Other Topics

Other Topics

Learn more about investment taxes from the information below. We discuss the treatment of dividends and capital gains, investment losses, and more. You'll also discover more about estimating your tax bracket and taxes and mutual fund distributions.

The mutual funds you hold in your portfolio don't change much on appearance, but the positions within can change frequently during the course of the year as the fund managers close out positions that no longer meet the risk tolerance or objectives of the fund and begin realizing some gains. If you hold these mutual funds in a nonqualified account, get ready to pay taxes on the capital gains as well as any dividend or interest paid to the funds.

The Mutual Fund Pass Through

Any interest income, dividends, or gains made by a mutual fund are passed through to the shareholders. Shareholders are taxed on these various types of gains the same way they would be if they were for individual stocks in their account. For example, if a mutual fund receives qualified dividends, then each shareholder is responsible to pay taxes on their share of the qualified dividends.

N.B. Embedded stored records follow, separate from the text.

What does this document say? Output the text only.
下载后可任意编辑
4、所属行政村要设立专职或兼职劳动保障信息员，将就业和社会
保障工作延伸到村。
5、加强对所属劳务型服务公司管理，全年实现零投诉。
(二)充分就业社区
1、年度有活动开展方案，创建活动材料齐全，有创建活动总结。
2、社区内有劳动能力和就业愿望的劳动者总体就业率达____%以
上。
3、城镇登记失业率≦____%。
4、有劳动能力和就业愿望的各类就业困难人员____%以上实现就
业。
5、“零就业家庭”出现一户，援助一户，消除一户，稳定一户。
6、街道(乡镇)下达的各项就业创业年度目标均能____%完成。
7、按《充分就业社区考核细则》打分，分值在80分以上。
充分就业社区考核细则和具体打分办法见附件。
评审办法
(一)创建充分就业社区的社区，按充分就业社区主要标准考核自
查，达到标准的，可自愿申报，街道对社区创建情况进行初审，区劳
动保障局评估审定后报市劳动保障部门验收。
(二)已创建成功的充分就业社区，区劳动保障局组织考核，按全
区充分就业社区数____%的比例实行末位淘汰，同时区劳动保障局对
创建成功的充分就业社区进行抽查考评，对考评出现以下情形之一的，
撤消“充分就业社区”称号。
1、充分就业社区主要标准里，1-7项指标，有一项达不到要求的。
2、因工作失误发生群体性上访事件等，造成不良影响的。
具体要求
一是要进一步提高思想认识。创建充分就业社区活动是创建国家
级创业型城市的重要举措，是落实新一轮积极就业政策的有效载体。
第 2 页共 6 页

Likewise, capital gains made by the fund are taxed to shareholders just as long-term gains in their accounts would be.

What Doesn't Pass Through

Unfortunately for shareholders, losses within the mutual fund do not pass through and, thus, are not tax-deductible against gains.

How Tax Rates Apply

No matter what the source of the gain was, a mutual fund distribution is reported on Form 1099-DIV. It will be reflected on the form as a dividend, interest or capital gains distribution, and this will affect your tax liability.

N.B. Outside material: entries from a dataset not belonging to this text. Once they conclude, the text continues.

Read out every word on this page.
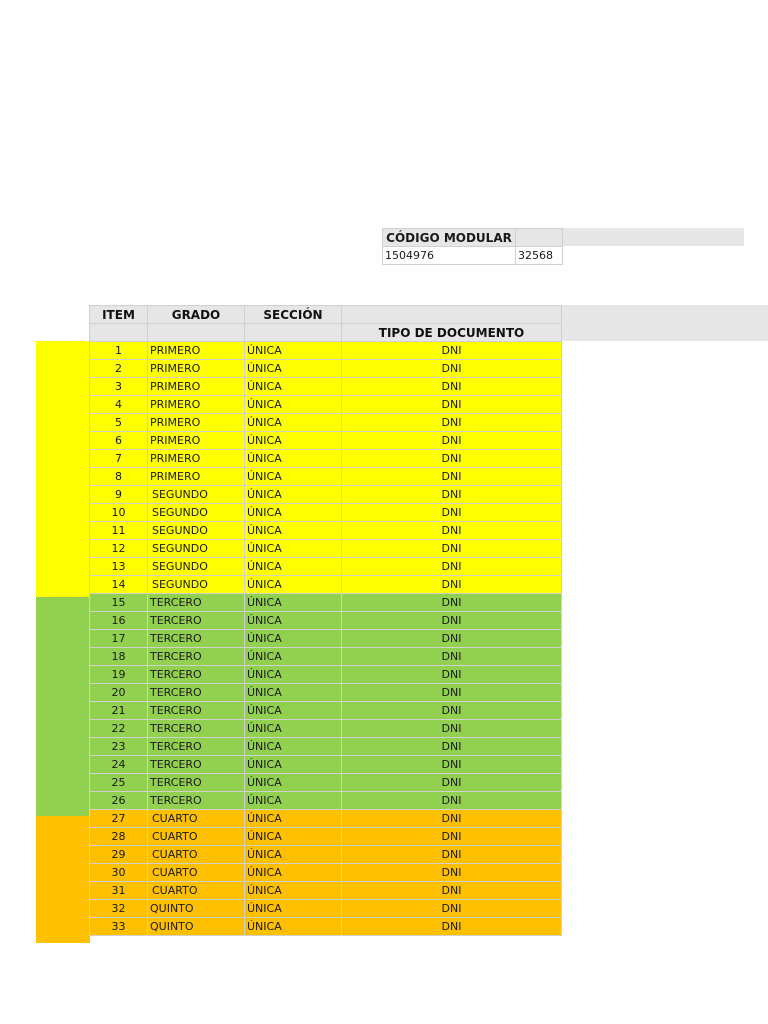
CÓDIGO MODULAR	
1504976	32568
ITEM	GRADO	SECCIÓN	
			TIPO DE DOCUMENTO
1	PRIMERO	ÚNICA	DNI
2	PRIMERO	ÚNICA	DNI
3	PRIMERO	ÚNICA	DNI
4	PRIMERO	ÚNICA	DNI
5	PRIMERO	ÚNICA	DNI
6	PRIMERO	ÚNICA	DNI
7	PRIMERO	ÚNICA	DNI
8	PRIMERO	ÚNICA	DNI
9	SEGUNDO	ÚNICA	DNI
10	SEGUNDO	ÚNICA	DNI
11	SEGUNDO	ÚNICA	DNI
12	SEGUNDO	ÚNICA	DNI
13	SEGUNDO	ÚNICA	DNI
14	SEGUNDO	ÚNICA	DNI
15	TERCERO	ÚNICA	DNI
16	TERCERO	ÚNICA	DNI
17	TERCERO	ÚNICA	DNI
18	TERCERO	ÚNICA	DNI
19	TERCERO	ÚNICA	DNI
20	TERCERO	ÚNICA	DNI
21	TERCERO	ÚNICA	DNI
22	TERCERO	ÚNICA	DNI
23	TERCERO	ÚNICA	DNI
24	TERCERO	ÚNICA	DNI
25	TERCERO	ÚNICA	DNI
26	TERCERO	ÚNICA	DNI
27	CUARTO	ÚNICA	DNI
28	CUARTO	ÚNICA	DNI
29	CUARTO	ÚNICA	DNI
30	CUARTO	ÚNICA	DNI
31	CUARTO	ÚNICA	DNI
32	QUINTO	ÚNICA	DNI
33	QUINTO	ÚNICA	DNI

  • Long-term capital gain distributions are taxed at capital gains rates even if you bought into the fund less than one year ago.
  • Short-term capital gain distributions are taxed just as ordinary, non-qualified dividends, which means they’re taxed at your ordinary income tax rate.
  • Qualified dividend distributions are taxed at long-term capital gains rates, as long as you meet holding requirements.
  • Taxable interest distributions are taxed at ordinary income tax rates.
  • Distributions from a tax-exempt bond fund may be federal tax exempt, however the shareholder still must report them and may be required to pay state and local taxes on them.

By reviewing the prospectus and finding the turnover ratio of any fund you plan to buy, you can get an idea of the likelihood of having to pay on taxable gains. It’s not unusual for certain managed funds to have an 85 percent turnover ratio, ensuring distributions annually. Some funds have turnover ratios as high as 800 percent, resulting in unusually high commissions and fees within the funds as well as taxable distributions.